There are several different treatment options available for kidney stones depending on a number of factors including the size, position and number of kidney stones, what the stone is made of, how long the stone has been present, whether there is ongoing pain, and whether there are any associated problems such as infection.
Some kidney stones, especially small stones in the lower ureter, may pass spontaneously without requiring surgical intervention. In some instances admission to hospital will be necessary for analgesia, and this may facilitate passage of the stone. As a general rule stones <4mm in size have up to a 90% chance of passing spontaneously, stones 4-6mm in size have ~ 50% chance of passing spontaneously, and stones > 6mm in size have < 20% chance of passing spontaneously.
It is important to strain your urine in case the stone does pass, so that it can be analysed and appropriate dietary advice given. If you have not seen the stone pass then it is important to have follow-up x-ray imaging, as the absence of pain doesn’t always mean that the stone has passed, and if left untreated it may cause damage to the kidney over time.
If there is an associated infection, ongoing pain, impaired kidney function, or the stone has failed to pass after four weeks then intervention will be required.
Uric acid stones, which are not visible on plain KUB x-rays, can be dissolved over time with medication. The treatment usually involves the use of an alkalinising agent, such as Sodibic or Citravescent, as well as the addition of Allopurinol, a medication that decreases uric acid production in the body. It is also important during the dissolution process to increase your fluid intake. Given that uric acid is a breakdown product of protein, a reduced diet of foods high in protein is also important.
Surgical treatment will be required to treat renal stones if conservative management or dissolution treatment have failed, or if it is deemed that these treatment options will not be beneficial from the outset. A more immediate decision to operate occurs if there is associated infection present, renal impairment, or ongoing pain which cannot be managed with analgesia. The surgical treatment options include: endoscopic (ureteroscopic) management, percutaneous (key-hole) surgery, lithotripsy, laparoscopic surgery or open surgery.

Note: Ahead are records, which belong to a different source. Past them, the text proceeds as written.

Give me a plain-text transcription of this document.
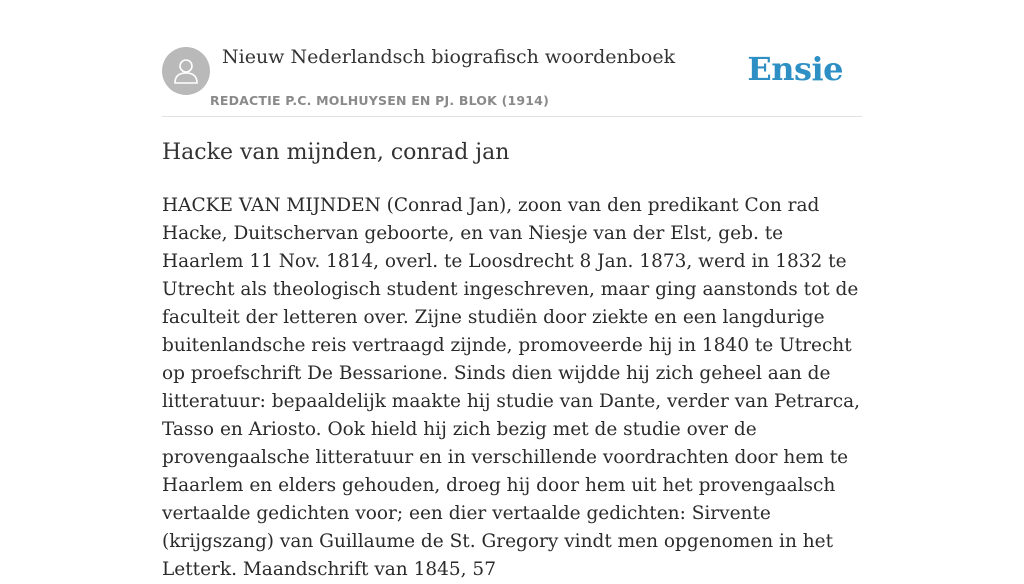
Nieuw Nederlandsch biografisch woordenboek
REDACTIE P.C. MOLHUYSEN EN PJ. BLOK (1914)
Ensie
Hacke van mijnden, conrad jan

HACKE VAN MIJNDEN (Conrad Jan), zoon van den predikant Con rad Hacke, Duitschervan geboorte, en van Niesje van der Elst, geb. te Haarlem 11 Nov. 1814, overl. te Loosdrecht 8 Jan. 1873, werd in 1832 te Utrecht als theologisch student ingeschreven, maar ging aanstonds tot de faculteit der letteren over. Zijne studiën door ziekte en een langdurige buitenlandsche reis vertraagd zijnde, promoveerde hij in 1840 te Utrecht op proefschrift De Bessarione. Sinds dien wijdde hij zich geheel aan de litteratuur: bepaaldelijk maakte hij studie van Dante, verder van Petrarca, Tasso en Ariosto. Ook hield hij zich bezig met de studie over de provengaalsche litteratuur en in verschillende voordrachten door hem te Haarlem en elders gehouden, droeg hij door hem uit het provengaalsch vertaalde gedichten voor; een dier vertaalde gedichten: Sirvente (krijgszang) van Guillaume de St. Gregory vindt men opgenomen in het Letterk. Maandschrift van 1845, 57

Stones in the ureter can often be accessed by passing a thin, long rigid instrument called a ureteroscope into the ureter under a general anaesthetic. The stone can then be managed in several different ways. Small stones can often be basketed and removed intact. Larger stones will require fragmentation using either a laser fibre or lithoclast (jackhammer). Stones in the upper ureter or kidney are often managed with a flexible ureteroscope. The flexible nature of this instrument allows access into areas of the kidney which can’t be accessed with a rigid instrument. Stones can then be fragmented using a laser fibre.
Stones unfortunately may require more than one operation. If the ureter is too tight and a ureteroscope cannot be inserted into the ureter a ureteric stent is placed. The stent is subsequently removed ~ ten to fourteen days later, at which time the ureter is a lot more accessible. Stents can irritate and cause temporary problems such as haematuria (blood in the urine), the feeling of needing to void regularly and pain in the kidney, especially with voiding (reflux pain). These are only temporary symptoms which resolve after the stent has been removed.
2.Lithotripsy or ESWL (Extracorporeal Shock Wave Lithotripsy):
This is an operation which involves focusing shock waves onto a stone under a general anaesthetic, resulting in fragmentation of the stone. The small stone fragments then pass down the ureter. Lithotripsy is a good management option for small to moderate sized stones in the kidney. The success rate depends on the size, number, position (in the kidney), and composition of the stone. This is a day case procedure which typically takes about sixty minutes. Discharge from hospital usually occurs two hours after the procedure.
Pain can sometimes be experienced with passage of the stone fragments down the ureter, but the chance of needing to have the stone fragments removed endoscopically is only ~ 5%.
3. Percutaneous (key-hole) surgery:
For larger stones within the kidney (or upper ureter), that are not amenable to lithotripsy or endoscopic treatment with laser, key-hole surgery is an option. This involves making a 1cm skin incision in the back, and creating a 1cm diameter tract through the skin into the kidney. Through this tract an endoscope can be placed and the stone can be managed with a lithoclast, laser fibre, ultrasonic fragmentation with suction aspiration, or simple basketing. The risks of this procedure are greater given that a tract is made through the vascular kidney to access the stone.
4. Open / Laparoscopic surgery:
These operations are rarely required these days due to the advent of endoscopic treatments such as flexible ureteroscopy and laser. Very large stones in the upper ureter can be managed with laparoscopic surgery, and complex staghorn calculi in the kidney can be managed with open surgery. Open surgery may be required if there are other renal/ureteric abnormalities that need correcting at the same time as the stone removal.